Loch Moy Farm Helps Raise Funds for Platoon 22 Horse Experience

Photo | Submitted Loch Moy Farm presented Platoon 22 with $3,876.82 after the completion of the Donation Derby, held on Dec. 1 and 2.

Photo | Submitted
Loch Moy Farm presented Platoon 22 with $3,876.82 after the completion of the
Donation Derby, held on Dec. 1 and 2.

For years, horses have been used in a variety of capacities to help people who have experienced trauma, said Elizabeth Tate, chief operating officer of Platoon 22, a Frederick-based charity geared toward raising awareness in the hopes of decreasing the numbers of death by suicide among active duty and retired military and first responders. Equines’ natural intuition enables them to read and respond to energy brought forth by potential human companions; in order to build a relationship, trust must be gained and such a process—through which proverbial walls are chiseled away—can be invaluable.

“Horses make you honest; they know you even if you don’t know you,” said Tate. “They feel whatever you’re going through.”

Platoon 22, which got its name from the government statistic that 22 veterans who are within 120 days separation from the military die by suicide each day, was selected as the donation recipient of Adamstown-based Loch Moy Farm’s Fifth Annual December Donation Derby, held Dec. 1 and 2.

Following the completion of the competition—which attracted 220 riders across a wide range of levels and featured elaborate and spirited holiday-themed costumes—Loch Moy owner Carolyn Mackintosh presented Platoon 22 with $3,876.82 toward the organization’s unique Horse Experience. Since its inception, the annual Donation Derby has raised more than $9,000 for five different charities.

“People relate to and trust horses,” Mackintosh said. “This is something people can try instead of going through (traditional) therapy. When (Tate) told me about the program and what she does, I just thought, ‘Wow, this is great. How can I help?’”

Horses can help break the cycle of a trauma, Tate said. During each potentially life-altering weekend retreat, which Tate hosts at her Paradise Stables in Mt. Airy and are free to attendees thanks to sponsors and donations, six veterans or first responders engage in hands-on horse sessions along with other interactive and meditative activities that can help them “feel again,” Tate said.

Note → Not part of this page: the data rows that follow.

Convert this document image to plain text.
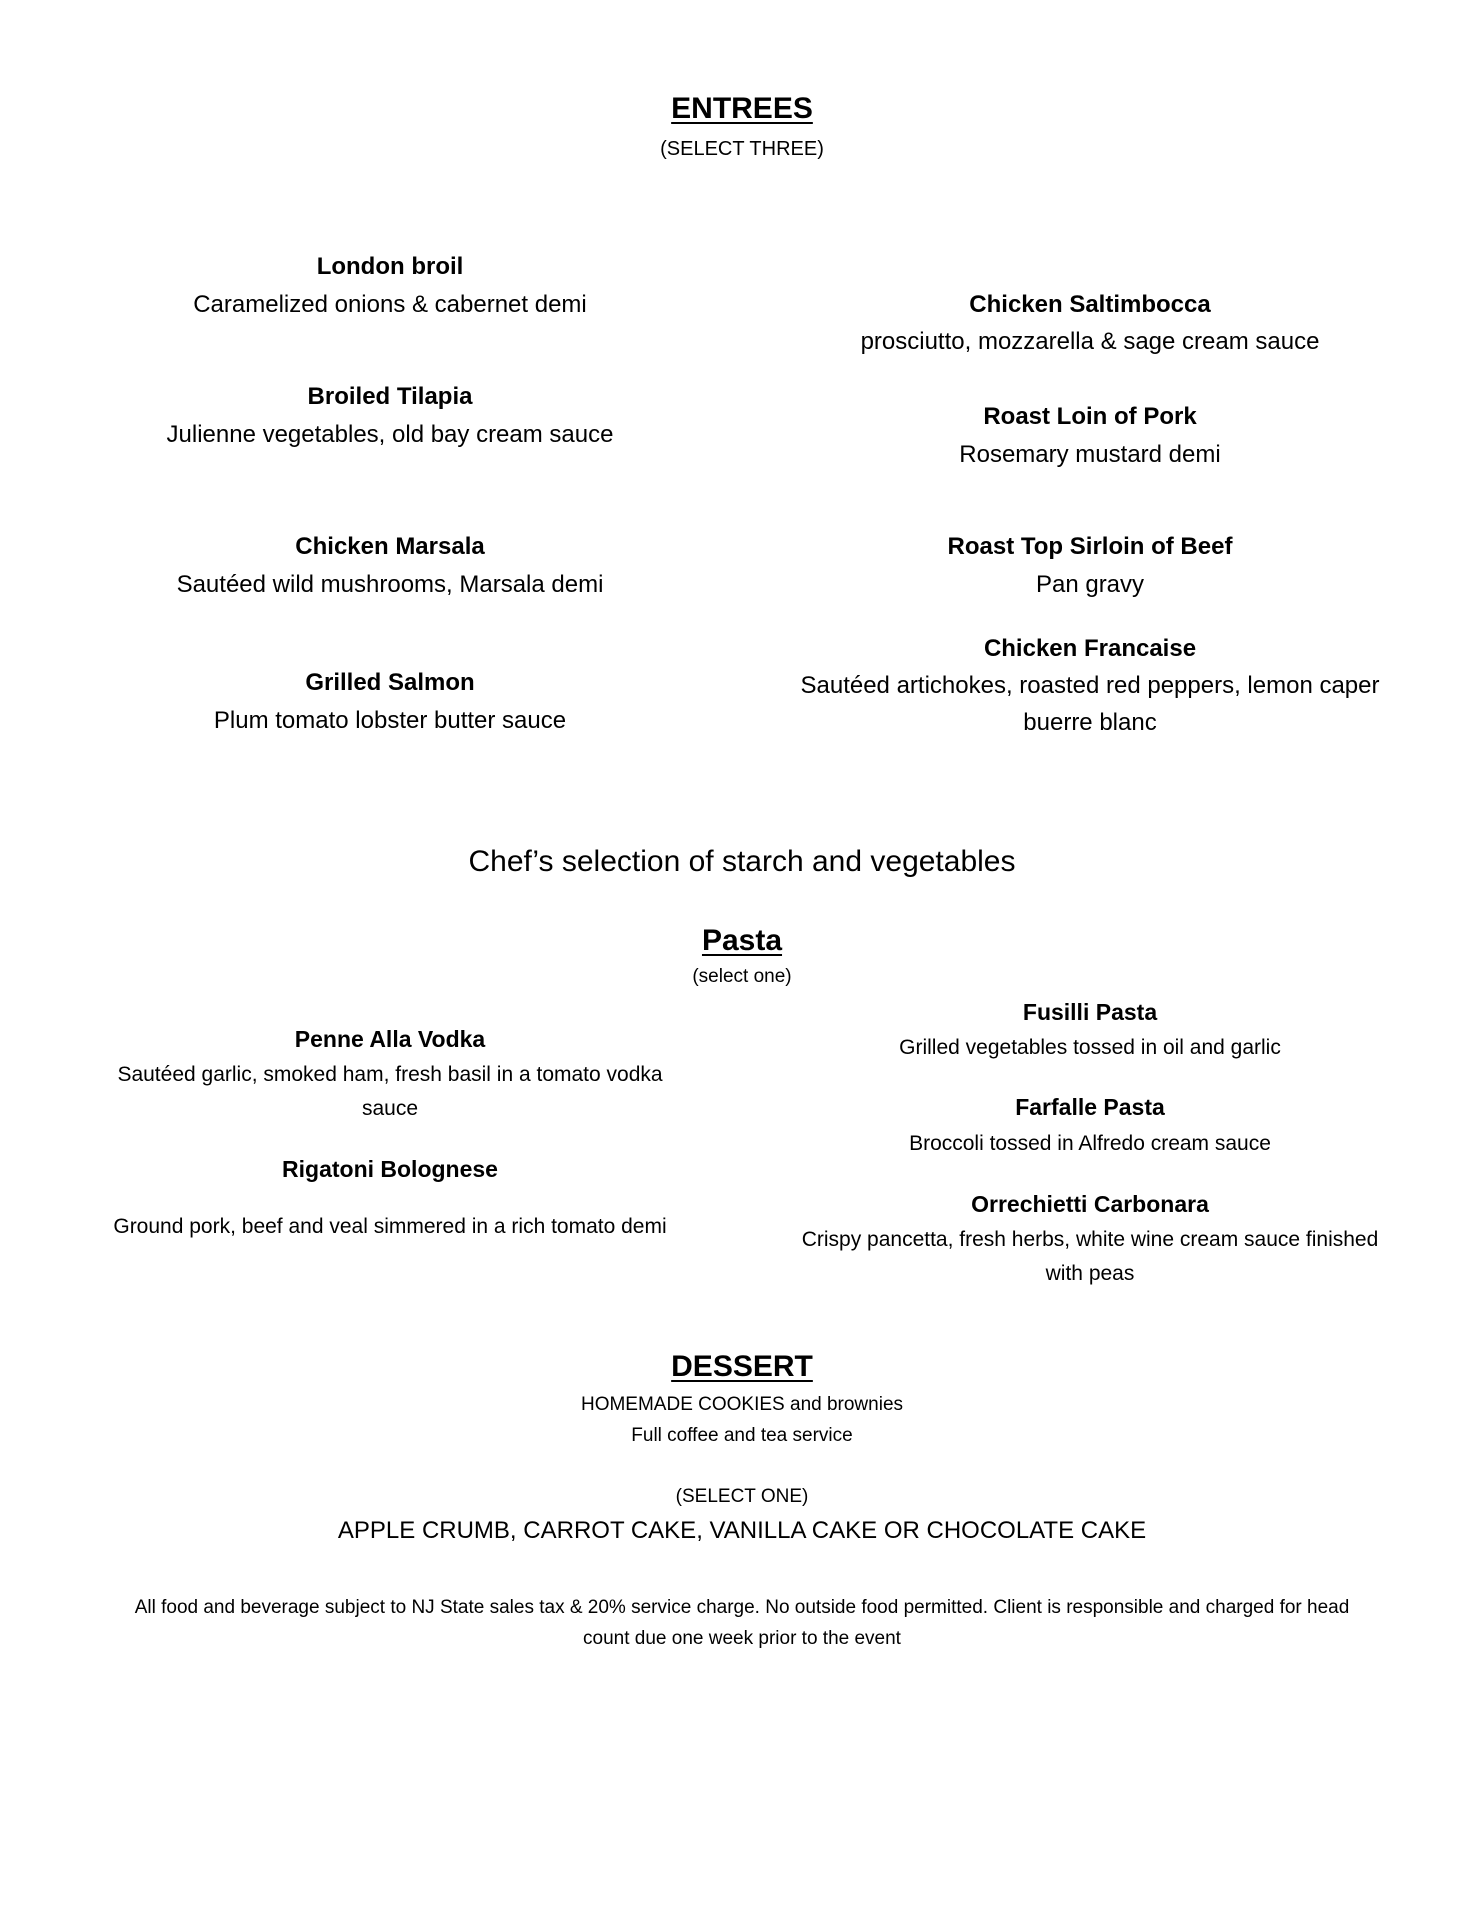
ENTREES
(SELECT THREE)
London broil
Caramelized onions & cabernet demi
Broiled Tilapia
Julienne vegetables, old bay cream sauce
Chicken Marsala
Sautéed wild mushrooms, Marsala demi
Grilled Salmon
Plum tomato lobster butter sauce
Chicken Saltimbocca
prosciutto, mozzarella & sage cream sauce
Roast Loin of Pork
Rosemary mustard demi
Roast Top Sirloin of Beef
Pan gravy
Chicken Francaise
Sautéed artichokes, roasted red peppers, lemon caper
buerre blanc
Chef’s selection of starch and vegetables
Pasta
(select one)
Penne Alla Vodka
Sautéed garlic, smoked ham, fresh basil in a tomato vodka
sauce
Rigatoni Bolognese
Ground pork, beef and veal simmered in a rich tomato demi
Fusilli Pasta
Grilled vegetables tossed in oil and garlic
Farfalle Pasta
Broccoli tossed in Alfredo cream sauce
Orrechietti Carbonara
Crispy pancetta, fresh herbs, white wine cream sauce finished
with peas
DESSERT
HOMEMADE COOKIES and brownies
Full coffee and tea service
(SELECT ONE)
APPLE CRUMB, CARROT CAKE, VANILLA CAKE OR CHOCOLATE CAKE
All food and beverage subject to NJ State sales tax & 20% service charge. No outside food permitted. Client is responsible and charged for head
count due one week prior to the event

The program also promotes positive relationship building and regaining the ability to open up to and trust those in their lives.

“It is the most rewarding moment for all of us who are facilitators to watch someone ‘get it,’” Tate said. “To watch them actually change before your eyes and become lighter and able to laugh and be able to cry and be able to feel again, to let down that wall. In all the professional things I’ve done in my life, this is definitely the most rewarding.”

According to the most recently published U.S. Department of Veteran Affairs National Suicide Data Report, more than 6,000 military veterans died by suicide each year, from 2008 to 2016. The 18 to 34 age group saw a huge increase in incidents between 2015-16, when the rate jumped from 40.4 per 100,000 population to 45. But in 2016 veterans aged 55 and older accounted for the majority of instances—58.1 percent of suicides.

Many of the people Platoon 22 has worked with—and plans for more widespread outreach are on the horizon—are numb, Tate said. They built unbreakable bonds with their comrades in the foxhole, but when they try and reintegrate back into society and their old lives, there’s no foxhole protection. Learning to trust people again can seem impossible, said Tate, who is a therapist by trade and watched her own father struggle after serving during World War II.

“There’s something called moral injury,” Tate said. “People are doing things in the military that they’ve been taught in church or in school or by their families to never do. Then they come back and have moral pain.”

Given this population’s unique circumstances, they are less receptive to traditional therapy, Tate said. They need hands-on alternatives and that is exactly what they get with the Horse Experience.

“I have this mule and she’s one of the most intuitive animals I’ve ever come across in my life,” Tate said. “If I have a veteran with a lot of built-up stuff, and that person is trying to approach her, she won’t let them approach. She’ll coyly look at them and won’t allow them to have access to her. But the moment they start relieving their stress, she’ll come right over and stand next to them. She’ll just wait until they start purging (their problems).”

Note: Loch Moy Farm, one of Maryland’s premier equestrian facilities, hosts The Maryland Horse Trials, which features seven United States Eventing Association events. To support local non-profits and the community, Loch Moy Farm selects local organizations to volunteer to help with parking at larger events, where they can promote their cause and receive donations from participants and spectators.